Stage Adaptation for Katherine Boo, Forty Free E-Book Excerpts, and More

by
Evan Smith Rakoff
5.13.13

Every day Poets & Writers Magazine scans the headlines—from publishing reports to academic announcements to literary dispatches—for all the news that creative writers need to know. Here are today’s stories:

The Writers’ Union of Canada will decide at at the end of this May whether to admit self-published authors. (Melville House)

Playwright David Hare will adapt Katherine Boo's Behind the Beautiful Forevers for the London stage. (New York Times)

Publishers Lunch has posted free e-book excerpts from forty upcoming books, including work by Elizabeth Gilbert, Wally Lamb, and Sue Grafton. (Washington Post)

A long-lost journal composed by poet W. H. Auden has been discovered. (Independent)
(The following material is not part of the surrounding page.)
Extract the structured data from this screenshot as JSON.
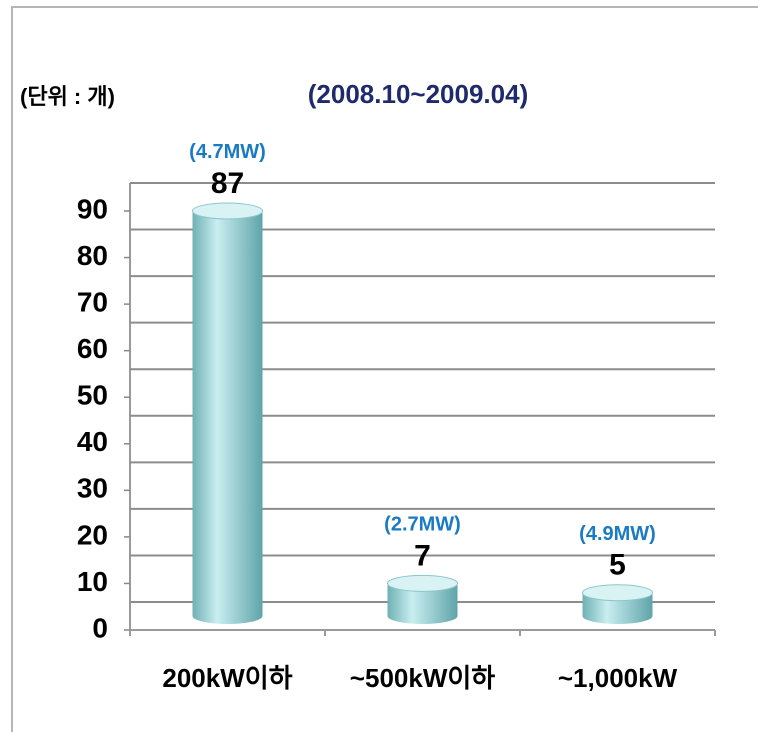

On his website, Ron Slate gathered thirty writers and editors, including Erika Dreifus, Elaine Equi, and Jane Ciabattari, and asked them to reveal the many books they intend to read this summer.

“This is what Greece has been doing for the last 2500 years: winding a stopped watch and taking bets as to which politician and which party and what percentage of civic indifference will rob the country blind again.” Stephanos Papadopoulos looks at the long relationship of poetry and Greece. (Los Angeles Review of Books)

Author Mira Ptacin examines the “bittersweet predicament” of a pregnancy without insurance. (Guernica)

From the department of things found online—a rare color photo of Mark Twain.